Caldera VP bullish on UnitedLinux, part 1
By , Tech Update
June 26, 2002

Tech Update interviewed Benoy Tamang, Caldera VP of strategic development to get the details on Caldera's strategy regarding the UnitedLinux effort. This is part one of a two-part interview.

Tech Update: What was the motivation for forming UnitedLinux?

Tamang: Each company has a different motive; I'll tell you the three motives for Caldera. Number one: Customers who are channel-based system integrators who implement Linux out in the field, they wanted to make sure that our Linux products had more applications, a variety of applications that they could implement in conjunction with the OS. So there was a need to have more applications available at any given point in time. Like a menu, so they could choose and deploy. Our customers, of course, at the end-user level similarly have been talking about that for awhile. So, number one, a lot of requests for, "Can we have this application or this application," you name it. Much more required.

Benoy Tamang
VP, strategic development
Caldera

Number two: Industry partners, such as the hardware manufacturers and the application ISV vendors themselves, were similarly echoing back, "Well, in order to get more applications and things, there seems to be certainly a lot of money spent on these certification procedures that we have for your products SuSE, Conectiva and so forth." And so we also knew that there was an inordinate amount of duplication being performed, and that was being echoed back by our industry partners.

Number three: At the same time, when it came to discussions and being on initiatives and boards for LSB or for Linux community vendors and Linux internationalization standards group, the same parties would be there at the same time. So inevitably the technical people started talking to each other, and just said, "Why are we duplicating all of these efforts and creating our own versions?" And therefore we found, for number three, a possible area where the Linux companies themselves didn't have to duplicate the basic elements. Remove number 2, and the extra work that the ISVs and IHVs were dealing with. And number three--back to customers and channel partners themselves--be able to provide a standard version that had a lot more choices of applications and anything that is associated with having a simplified version based on open standards. Those were the three motives.

Tech Update: The basic UnitedLinux product, then, is the operating system plus some core applications, and each of the participants can enhance that in any way without altering with code.

Tamang: Absolutely correct. They can even mess around with the code if they want, but they're just going to negate some of the testing that we'll have gone through and the stamps that we will have provided through our third-party ISVs and IHVs--which nobody would want to break--but we have the full capability to do so if we wanted to.

Tech Update: And any deals or agreements that any one of the participants had with other hardware or software vendors prior to this deal are still intact?

Tamang: Correct. We still have responsibility and relationship managers, for example, working with any one of the partners that we previously had, and we still continue to go back to them.

Tech Update: Are there any other ways that the four companies now will try to leverage their greater strength as an alliance?

Tamang: We are also going to be working very diligently on the certification process, the test suites. Those things they're working on right now as we speak, which should reduce some of those issues so that when the product ships to the first customer, it's already gone through a sufficient battery of tests and sufficient external review, audits, whatever is required before it's released.

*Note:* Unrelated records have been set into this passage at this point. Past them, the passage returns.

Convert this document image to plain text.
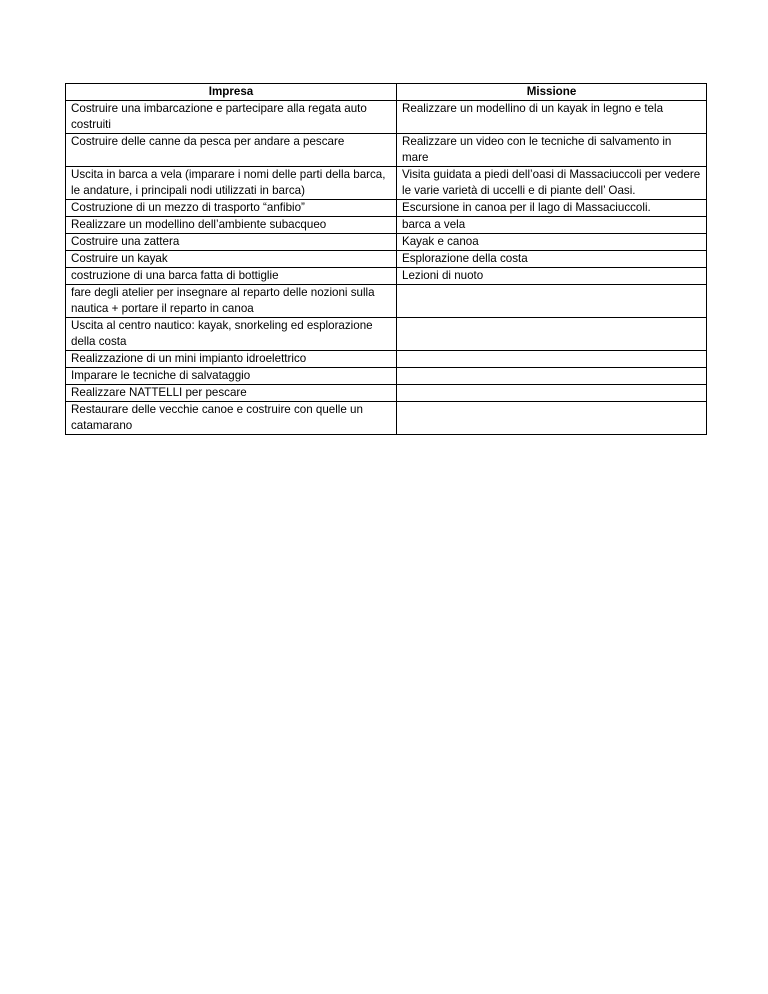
Impresa	Missione
Costruire una imbarcazione e partecipare alla regata auto costruiti	Realizzare un modellino di un kayak in legno e tela
Costruire delle canne da pesca per andare a pescare	Realizzare un video con le tecniche di salvamento in mare
Uscita in barca a vela (imparare i nomi delle parti della barca, le andature, i principali nodi utilizzati in barca)	Visita guidata a piedi dell’oasi di Massaciuccoli per vedere le varie varietà di uccelli e di piante dell’ Oasi.
Costruzione di un mezzo di trasporto “anfibio”	Escursione in canoa per il lago di Massaciuccoli.
Realizzare un modellino dell’ambiente subacqueo	barca a vela
Costruire una zattera	Kayak e canoa
Costruire un kayak	Esplorazione della costa
costruzione di una barca fatta di bottiglie	Lezioni di nuoto
fare degli atelier per insegnare al reparto delle nozioni sulla nautica + portare il reparto in canoa	
Uscita al centro nautico: kayak, snorkeling ed esplorazione della costa	
Realizzazione di un mini impianto idroelettrico	
Imparare le tecniche di salvataggio	
Realizzare NATTELLI per pescare	
Restaurare delle vecchie canoe e costruire con quelle un catamarano	
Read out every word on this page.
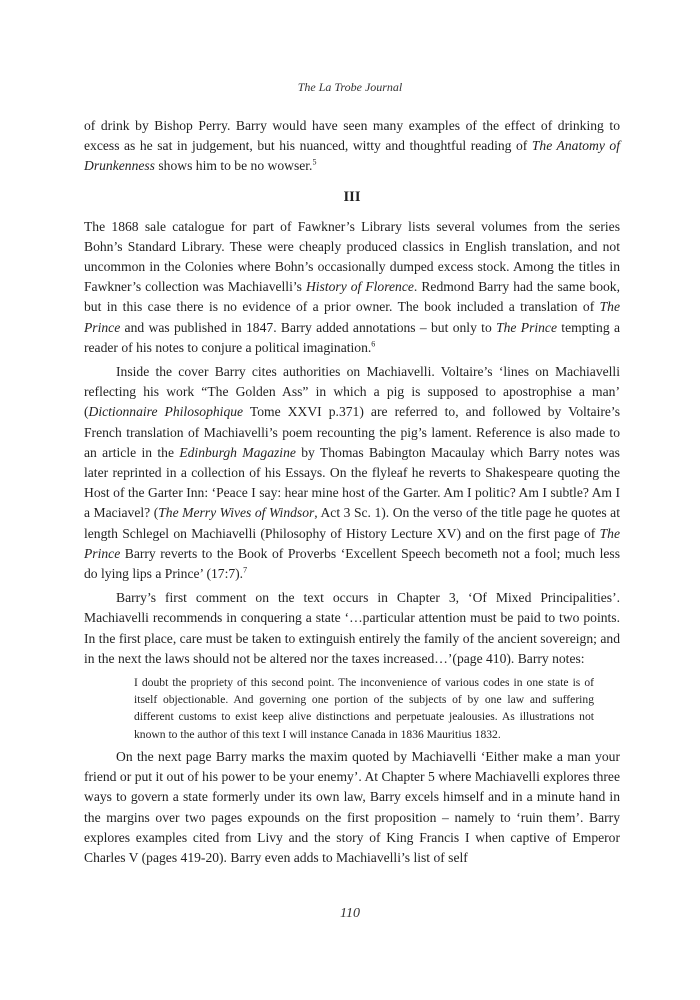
The La Trobe Journal

of drink by Bishop Perry. Barry would have seen many examples of the effect of drinking to excess as he sat in judgement, but his nuanced, witty and thoughtful reading of The Anatomy of Drunkenness shows him to be no wowser.$^5$

III

The 1868 sale catalogue for part of Fawkner’s Library lists several volumes from the series Bohn’s Standard Library. These were cheaply produced classics in English translation, and not uncommon in the Colonies where Bohn’s occasionally dumped excess stock. Among the titles in Fawkner’s collection was Machiavelli’s History of Florence. Redmond Barry had the same book, but in this case there is no evidence of a prior owner. The book included a translation of The Prince and was published in 1847. Barry added annotations – but only to The Prince tempting a reader of his notes to conjure a political imagination.$^6$

Inside the cover Barry cites authorities on Machiavelli. Voltaire’s ‘lines on Machiavelli reflecting his work “The Golden Ass” in which a pig is supposed to apostrophise a man’ (Dictionnaire Philosophique Tome XXVI p.371) are referred to, and followed by Voltaire’s French translation of Machiavelli’s poem recounting the pig’s lament. Reference is also made to an article in the Edinburgh Magazine by Thomas Babington Macaulay which Barry notes was later reprinted in a collection of his Essays. On the flyleaf he reverts to Shakespeare quoting the Host of the Garter Inn: ‘Peace I say: hear mine host of the Garter. Am I politic? Am I subtle? Am I a Maciavel? (The Merry Wives of Windsor, Act 3 Sc. 1). On the verso of the title page he quotes at length Schlegel on Machiavelli (Philosophy of History Lecture XV) and on the first page of The Prince Barry reverts to the Book of Proverbs ‘Excellent Speech becometh not a fool; much less do lying lips a Prince’ (17:7).$^7$

Barry’s first comment on the text occurs in Chapter 3, ‘Of Mixed Principalities’. Machiavelli recommends in conquering a state ‘…particular attention must be paid to two points. In the first place, care must be taken to extinguish entirely the family of the ancient sovereign; and in the next the laws should not be altered nor the taxes increased…’(page 410). Barry notes:

I doubt the propriety of this second point. The inconvenience of various codes in one state is of itself objectionable. And governing one portion of the subjects of by one law and suffering different customs to exist keep alive distinctions and perpetuate jealousies. As illustrations not known to the author of this text I will instance Canada in 1836 Mauritius 1832.

On the next page Barry marks the maxim quoted by Machiavelli ‘Either make a man your friend or put it out of his power to be your enemy’. At Chapter 5 where Machiavelli explores three ways to govern a state formerly under its own law, Barry excels himself and in a minute hand in the margins over two pages expounds on the first proposition – namely to ‘ruin them’. Barry explores examples cited from Livy and the story of King Francis I when captive of Emperor Charles V (pages 419-20). Barry even adds to Machiavelli’s list of self

110
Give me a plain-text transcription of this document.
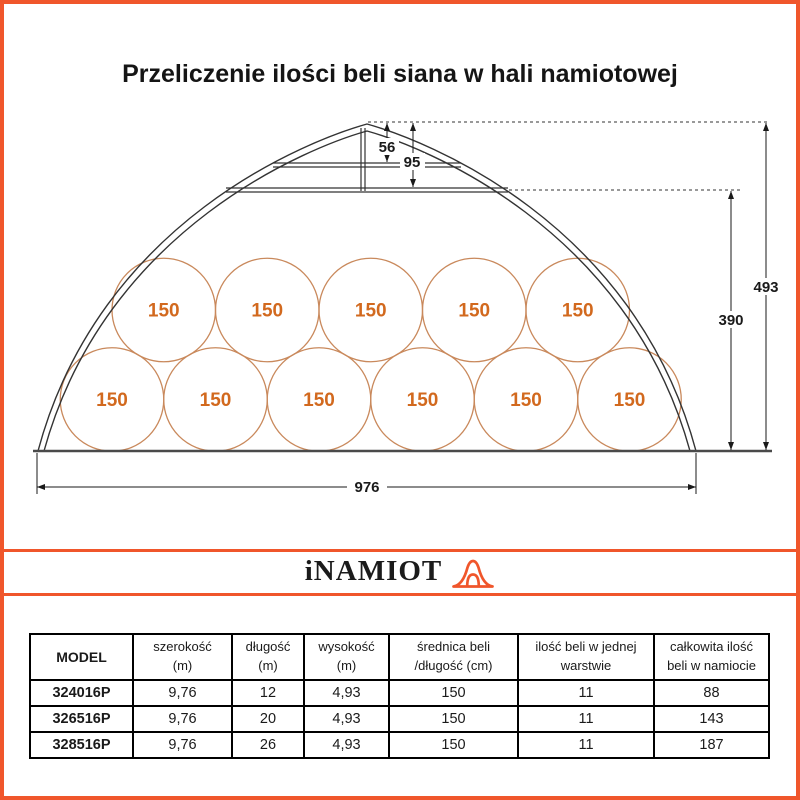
Przeliczenie ilości beli siana w hali namiotowej
150	150	150	150	150	150
150	150	150	150	150
56
95
493
390
976
iNAMIOT
MODEL

szerokość
(m)

długość
(m)

wysokość
(m)

średnica beli
/długość (cm)

ilość beli w jednej
warstwie

całkowita ilość
beli w namiocie

324016P	9,76	12	4,93	150	11	88
326516P	9,76	20	4,93	150	11	143
328516P	9,76	26	4,93	150	11	187
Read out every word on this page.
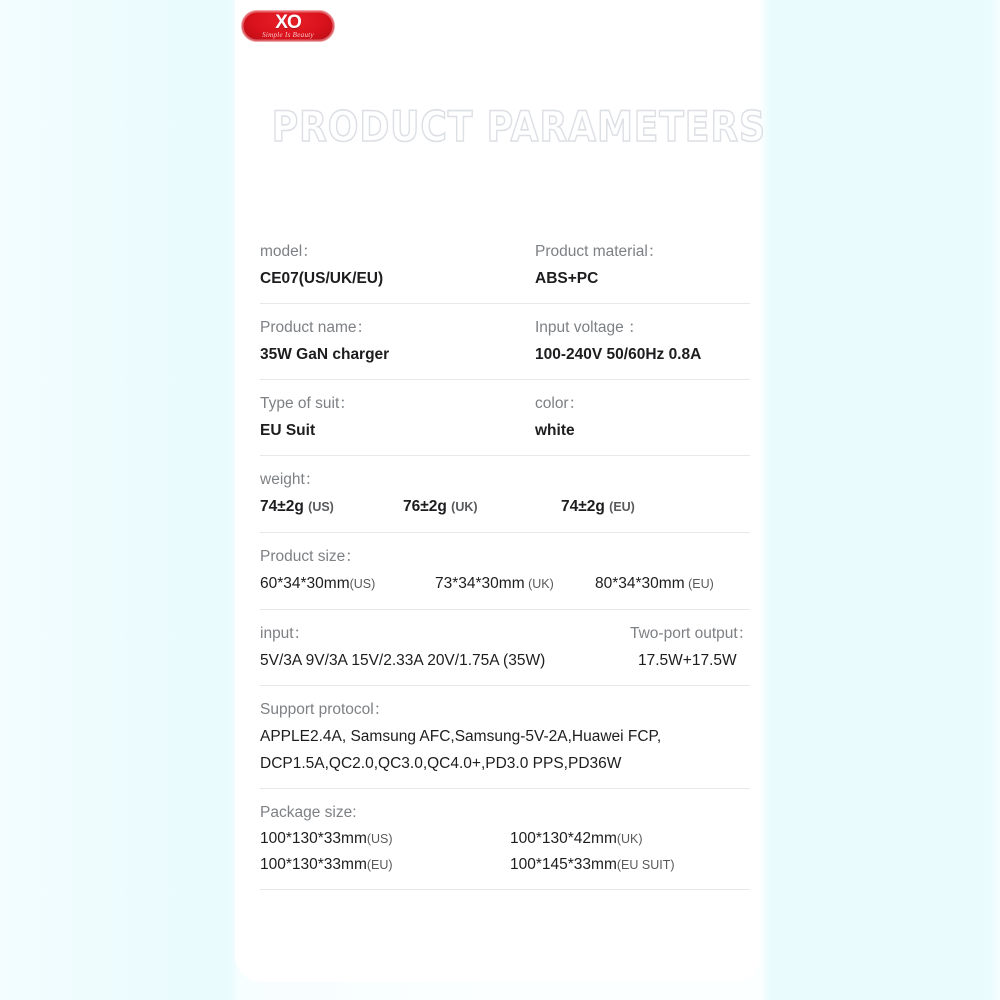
XO
Simple Is Beauty
PRODUCT PARAMETERS
model：
CE07(US/UK/EU)
Product material：
ABS+PC
Product name：
35W GaN charger
Input voltage ：
100-240V 50/60Hz 0.8A
Type of suit：
EU Suit
color：
white
weight：
74±2g (US)	76±2g (UK)	74±2g (EU)
Product size：
60*34*30mm(US)	73*34*30mm (UK)	80*34*30mm (EU)
input：
5V/3A 9V/3A 15V/2.33A 20V/1.75A (35W)
Two-port output：
17.5W+17.5W
Support protocol：
APPLE2.4A, Samsung AFC,Samsung-5V-2A,Huawei FCP,
DCP1.5A,QC2.0,QC3.0,QC4.0+,PD3.0 PPS,PD36W
Package size:
100*130*33mm(US)	100*130*42mm(UK)
100*130*33mm(EU)	100*145*33mm(EU SUIT)
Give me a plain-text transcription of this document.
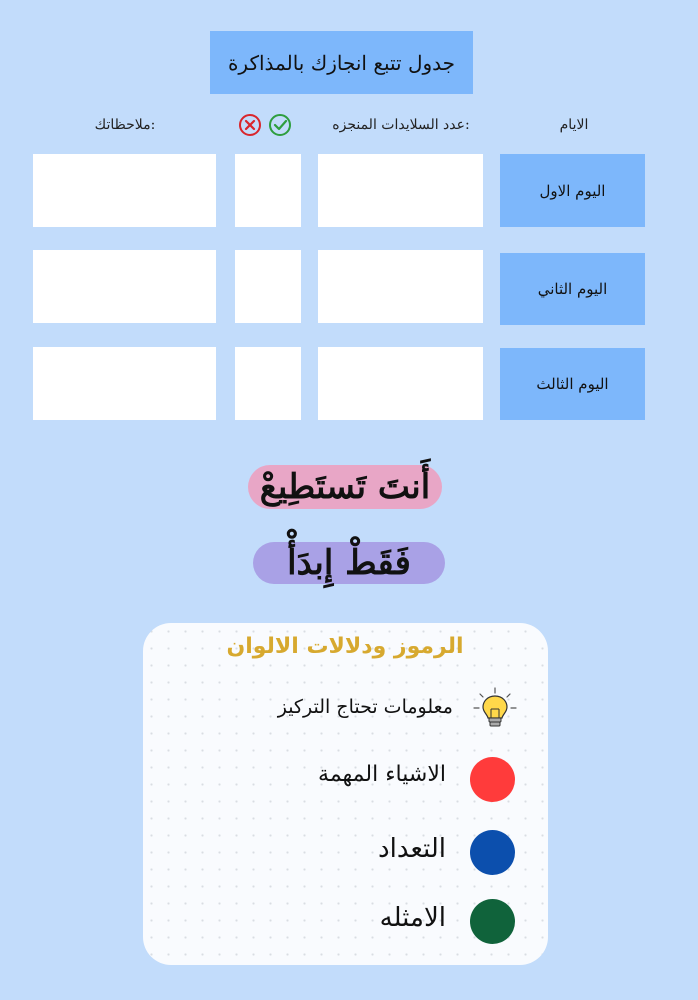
جدول تتبع انجازك بالمذاكرة
الايام
عدد السلايدات المنجزه:
ملاحظاتك:
اليوم الاول
اليوم الثاني
اليوم الثالث
أَنتَ تَستَطِيعْ
فَقَطْ إِبدَأْ
الرموز ودلالات الالوان
معلومات تحتاج التركيز
الاشياء المهمة
التعداد
الامثله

The other element that we'll all really get to win together on is that the UnitedLinux brand is what will perpetuate and link the four companies together such that there will be confidence amongst all business users that if they were to buy a certain product from any one of the four current companies, if it has a label saying "Powered by UnitedLinux," they know that whatever is done to that technology to make it better for whatever a geo needs, will come back to the LLC--the UnitedLinux group--and be made available to everybody else. So that's another reason why we're able to geographically take advantage of our relationships. Turbo in Japan, for example, will be much more likely to get the newest driver issues that Fujitsu may be producing or testing. And after Turbo tests and certifies, it comes back into UnitedLinux so that the UnitedLinux members then have the capability to be able to have that particular driver also.

Tech Update: Do you foresee UnitedLinux essentially becoming a brand with a combined sales or support force under certain circumstances?

Tamang: Of course we went through all of those scenarios. But we have emphatically and definitively made a commitment to keep any of the selling to be non-UnitedLinux. There's no neutral body or company of employees at UnitedLinux. The legs and arms of UnitedLinux are the four companies that currently exist--that includes the selling and supporting. There of course is going to be a natural escalation path for support issues that comes up through each one of the technical groups. Remember that all of us have engineers as well as code contribution into this offering, and if questions and such can't be answered we'll talk to each other and get the answers. But the physical commercial transaction--even the support agreements--will be conducted by the legs and arms, the four companies, with the channel or end user directly. But no brown-suited sales people from UnitedLinux.